The problem here is that MONITORS differ in how they render colors, and they do. The fact that users can tweak the colors makes it even worse. Modern monitors have "day / night / text / movie" settings to make things even worse, they can change all their settings 1 button push.

Calibrate your monitor as much as you can with the resources you have, double check it on the monitor of the person paying you to work (if you can), and get on with your life.

Here's a good starting point: Is black really black, or is it gray? What about White? Adjust the brightness & contrast until black is black and white is white. A black screen should look like your monitor is off. A white screen should be about as white as you can make it.

Of course, most people brighten up their screens too much, and half the things you look at will now seem dark because everyone else is working off of too-bright screens, so be sure to double check what you do on a bright screen as well, or your stuff will look too bright to everyone else.

If you can't control the viewing environment, it's a comprimise. If the environment you develop in isn't perfect, you may be compensating in a direction that's doubly bad to the end user.

Audio folks have this problem all the time. Sounds great in the control room, sounds horrible in the car. Movie & TV as well.
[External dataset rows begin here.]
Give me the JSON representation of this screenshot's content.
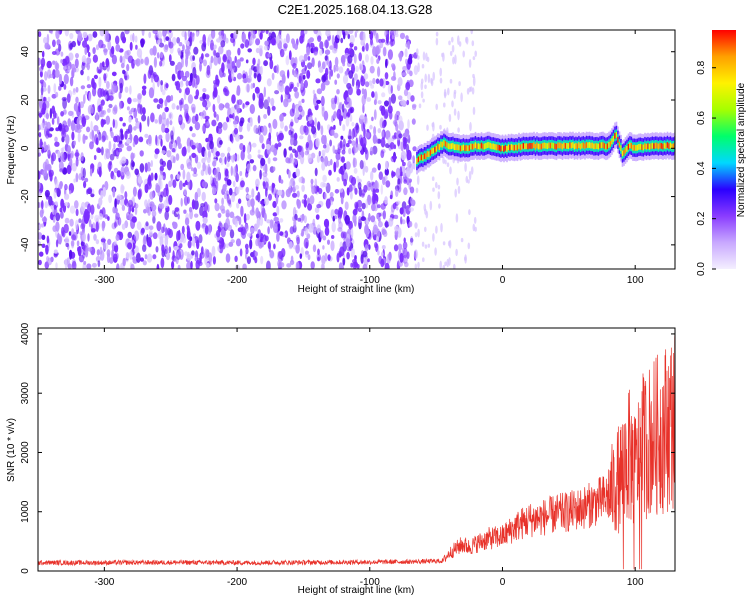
{
  "title": "C2E1.2025.168.04.13.G28",
  "chart_data": [
    {
      "type": "heatmap",
      "xlabel": "Height of straight line (km)",
      "ylabel": "Frequency (Hz)",
      "xlim": [
        -350,
        130
      ],
      "ylim": [
        -50,
        49
      ],
      "xticks": [
        -300,
        -200,
        -100,
        0,
        100
      ],
      "yticks": [
        -40,
        -20,
        0,
        20,
        40
      ],
      "colorbar": {
        "label": "Normalized spectral amplitude",
        "range": [
          0.0,
          0.95
        ],
        "ticks": [
          0.0,
          0.2,
          0.4,
          0.6,
          0.8
        ],
        "colormap": [
          "#f4efff",
          "#c8a8ff",
          "#8a3cff",
          "#2a00ff",
          "#00d8ff",
          "#00ff6a",
          "#a6ff00",
          "#fff200",
          "#ffa000",
          "#ff0000"
        ]
      },
      "noise_region_x": [
        -350,
        -65
      ],
      "signal_trace": {
        "x": [
          -65,
          -58,
          -50,
          -45,
          -40,
          -30,
          -20,
          -10,
          0,
          20,
          40,
          60,
          80,
          85,
          90,
          95,
          100,
          110,
          120,
          130
        ],
        "frequency": [
          -5,
          -3,
          0,
          2,
          1,
          0,
          1,
          1,
          0,
          1,
          1,
          1,
          1,
          6,
          -2,
          1,
          0,
          1,
          1,
          1
        ]
      }
    },
    {
      "type": "line",
      "xlabel": "Height of straight line (km)",
      "ylabel": "SNR (10 * v/v)",
      "xlim": [
        -350,
        130
      ],
      "ylim": [
        0,
        4100
      ],
      "xticks": [
        -300,
        -200,
        -100,
        0,
        100
      ],
      "yticks": [
        0,
        1000,
        2000,
        3000,
        4000
      ],
      "color": "#e8322a",
      "series": [
        {
          "x": [
            -350,
            -300,
            -250,
            -200,
            -150,
            -100,
            -60,
            -45,
            -40,
            -35,
            -30,
            -25,
            -20,
            -10,
            0,
            10,
            20,
            30,
            40,
            50,
            60,
            70,
            80,
            85,
            90,
            95,
            100,
            105,
            110,
            120,
            130
          ],
          "values": [
            140,
            140,
            145,
            140,
            145,
            150,
            160,
            170,
            300,
            380,
            450,
            400,
            460,
            550,
            580,
            750,
            860,
            900,
            960,
            1000,
            1060,
            1150,
            1250,
            1450,
            1700,
            1950,
            1700,
            2100,
            2200,
            2350,
            2600
          ]
        }
      ]
    }
  ]
}
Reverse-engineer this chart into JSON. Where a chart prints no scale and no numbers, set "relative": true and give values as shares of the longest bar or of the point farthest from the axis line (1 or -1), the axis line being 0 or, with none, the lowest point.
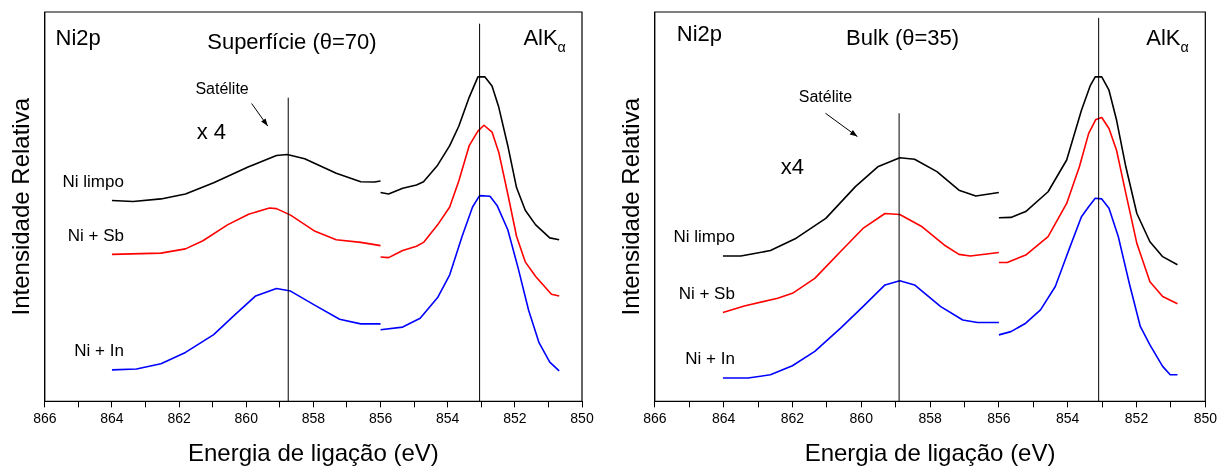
{
  "chart_data": [
    {
      "type": "line",
      "title": "Superfície (θ=70)",
      "xlabel": "Energia de ligação (eV)",
      "ylabel": "Intensidade Relativa",
      "relative": true,
      "xlim": [
        866,
        850
      ],
      "xticks": [
        866,
        {
          "value": 865,
          "label": null
        },
        864,
        {
          "value": 863,
          "label": null
        },
        862,
        {
          "value": 861,
          "label": null
        },
        860,
        {
          "value": 859,
          "label": null
        },
        858,
        {
          "value": 857,
          "label": null
        },
        856,
        {
          "value": 855,
          "label": null
        },
        854,
        {
          "value": 853,
          "label": null
        },
        852,
        {
          "value": 851,
          "label": null
        },
        850
      ],
      "grid": false,
      "legend": false,
      "marker": "none",
      "line_style": "solid",
      "tick_labels": "x",
      "annotations": [
        "Ni2p",
        "AlK$_{α}$",
        "Satélite",
        "x 4"
      ],
      "ref_lines": [
        {
          "axis": "x",
          "value": 858.75,
          "color": "#000000"
        },
        {
          "axis": "x",
          "value": 853.05,
          "color": "#000000"
        }
      ],
      "series": [
        {
          "name": "Ni limpo",
          "color": "#000000",
          "x": [
            864.0,
            863.37,
            862.54,
            861.81,
            860.97,
            859.93,
            859.1,
            858.78,
            858.26,
            857.32,
            856.59,
            856.18,
            856.0,
            856.0,
            855.76,
            855.34,
            854.93,
            854.72,
            854.3,
            853.94,
            853.67,
            853.36,
            853.1,
            852.89,
            852.68,
            852.48,
            852.21,
            851.95,
            851.69,
            851.38,
            850.96,
            850.68
          ],
          "values": [
            0.619,
            0.616,
            0.624,
            0.639,
            0.674,
            0.723,
            0.758,
            0.761,
            0.748,
            0.703,
            0.677,
            0.676,
            0.679,
            0.644,
            0.639,
            0.657,
            0.667,
            0.677,
            0.728,
            0.788,
            0.848,
            0.937,
            1.0,
            1.0,
            0.972,
            0.907,
            0.788,
            0.659,
            0.589,
            0.544,
            0.504,
            0.498
          ]
        },
        {
          "name": "Ni + Sb",
          "color": "#ff0000",
          "x": [
            864.0,
            862.54,
            861.81,
            861.29,
            860.56,
            859.93,
            859.31,
            859.1,
            858.68,
            857.95,
            857.32,
            856.59,
            856.0,
            856.0,
            855.76,
            855.34,
            854.93,
            854.72,
            854.3,
            853.94,
            853.67,
            853.36,
            853.1,
            852.92,
            852.68,
            852.48,
            852.21,
            851.95,
            851.69,
            851.38,
            850.91,
            850.68
          ],
          "values": [
            0.453,
            0.457,
            0.47,
            0.495,
            0.544,
            0.577,
            0.596,
            0.594,
            0.574,
            0.524,
            0.498,
            0.49,
            0.48,
            0.445,
            0.443,
            0.465,
            0.478,
            0.49,
            0.544,
            0.599,
            0.679,
            0.788,
            0.833,
            0.851,
            0.83,
            0.768,
            0.639,
            0.509,
            0.43,
            0.385,
            0.33,
            0.325
          ]
        },
        {
          "name": "Ni + In",
          "color": "#0000ff",
          "x": [
            864.0,
            863.27,
            862.54,
            861.81,
            860.97,
            860.35,
            859.72,
            859.1,
            858.68,
            857.95,
            857.22,
            856.59,
            856.0,
            856.0,
            855.34,
            854.82,
            854.3,
            853.94,
            853.57,
            853.26,
            853.05,
            852.74,
            852.53,
            852.21,
            851.9,
            851.59,
            851.28,
            850.96,
            850.68
          ],
          "values": [
            0.097,
            0.1,
            0.116,
            0.151,
            0.206,
            0.266,
            0.325,
            0.348,
            0.34,
            0.296,
            0.253,
            0.239,
            0.239,
            0.221,
            0.229,
            0.256,
            0.32,
            0.39,
            0.509,
            0.599,
            0.634,
            0.632,
            0.604,
            0.529,
            0.41,
            0.281,
            0.181,
            0.121,
            0.094
          ]
        }
      ]
    },
    {
      "type": "line",
      "title": "Bulk (θ=35)",
      "xlabel": "Energia de ligação (eV)",
      "ylabel": "Intensidade Relativa",
      "relative": true,
      "xlim": [
        866,
        850
      ],
      "xticks": [
        866,
        {
          "value": 865,
          "label": null
        },
        864,
        {
          "value": 863,
          "label": null
        },
        862,
        {
          "value": 861,
          "label": null
        },
        860,
        {
          "value": 859,
          "label": null
        },
        858,
        {
          "value": 857,
          "label": null
        },
        856,
        {
          "value": 855,
          "label": null
        },
        854,
        {
          "value": 853,
          "label": null
        },
        852,
        {
          "value": 851,
          "label": null
        },
        850
      ],
      "grid": false,
      "legend": false,
      "marker": "none",
      "line_style": "solid",
      "tick_labels": "x",
      "annotations": [
        "Ni2p",
        "AlK$_{α}$",
        "Satélite",
        "x4"
      ],
      "ref_lines": [
        {
          "axis": "x",
          "value": 858.9,
          "color": "#000000"
        },
        {
          "axis": "x",
          "value": 853.1,
          "color": "#000000"
        }
      ],
      "series": [
        {
          "name": "Ni limpo",
          "color": "#000000",
          "x": [
            864.02,
            863.5,
            862.64,
            861.89,
            861.03,
            860.17,
            859.52,
            858.88,
            858.45,
            857.8,
            857.16,
            856.67,
            856.0,
            856.0,
            855.65,
            855.22,
            854.57,
            854.03,
            853.6,
            853.34,
            853.2,
            853.01,
            852.8,
            852.58,
            852.31,
            851.99,
            851.61,
            851.24,
            850.81
          ],
          "values": [
            0.448,
            0.448,
            0.465,
            0.503,
            0.564,
            0.662,
            0.723,
            0.751,
            0.746,
            0.708,
            0.651,
            0.633,
            0.644,
            0.566,
            0.567,
            0.585,
            0.646,
            0.744,
            0.897,
            0.974,
            1.0,
            1.0,
            0.959,
            0.867,
            0.723,
            0.579,
            0.492,
            0.446,
            0.421
          ]
        },
        {
          "name": "Ni + Sb",
          "color": "#ff0000",
          "x": [
            864.02,
            863.4,
            862.43,
            862.0,
            861.35,
            860.6,
            859.95,
            859.31,
            858.88,
            858.23,
            857.59,
            857.16,
            856.83,
            856.0,
            856.0,
            855.76,
            855.22,
            854.57,
            854.03,
            853.66,
            853.39,
            853.18,
            853.01,
            852.8,
            852.58,
            852.31,
            851.99,
            851.61,
            851.24,
            850.81
          ],
          "values": [
            0.274,
            0.294,
            0.318,
            0.333,
            0.379,
            0.462,
            0.533,
            0.579,
            0.576,
            0.538,
            0.482,
            0.453,
            0.448,
            0.459,
            0.428,
            0.428,
            0.451,
            0.508,
            0.61,
            0.723,
            0.826,
            0.869,
            0.875,
            0.841,
            0.774,
            0.641,
            0.487,
            0.369,
            0.323,
            0.301
          ]
        },
        {
          "name": "Ni + In",
          "color": "#0000ff",
          "x": [
            864.02,
            863.29,
            862.64,
            862.0,
            861.35,
            860.6,
            859.95,
            859.31,
            858.88,
            858.45,
            857.69,
            857.05,
            856.62,
            856.0,
            856.0,
            855.65,
            855.22,
            854.79,
            854.36,
            853.93,
            853.6,
            853.39,
            853.2,
            853.01,
            852.8,
            852.53,
            852.21,
            851.89,
            851.61,
            851.24,
            851.02,
            850.81
          ],
          "values": [
            0.072,
            0.072,
            0.082,
            0.11,
            0.154,
            0.226,
            0.292,
            0.359,
            0.372,
            0.359,
            0.292,
            0.251,
            0.243,
            0.243,
            0.205,
            0.215,
            0.241,
            0.282,
            0.354,
            0.477,
            0.569,
            0.6,
            0.626,
            0.624,
            0.595,
            0.508,
            0.364,
            0.231,
            0.174,
            0.108,
            0.082,
            0.082
          ]
        }
      ]
    }
  ]
}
That's why THX is so popular, it gaurantees a minimum standard for the viewing & listening environment.

www.MarkTAW.com
Saturday, June 12, 2004

"A white screen should be about as white as you can make it."

Be careful of bloom on CRTs. When the white causes the picture to change shape, it's too high.

Brad Wilson (dotnetguy.techieswithcats.com)
Sunday, June 13, 2004

I run into this problem all the time while developing intranet sites for work. My dev machine is a laptop and the colours are significantly different from LCD to CRT.

My solution is to run dual-head at the office with a CRT screen. Then I can just run with a browser in each window and tweak colour settings.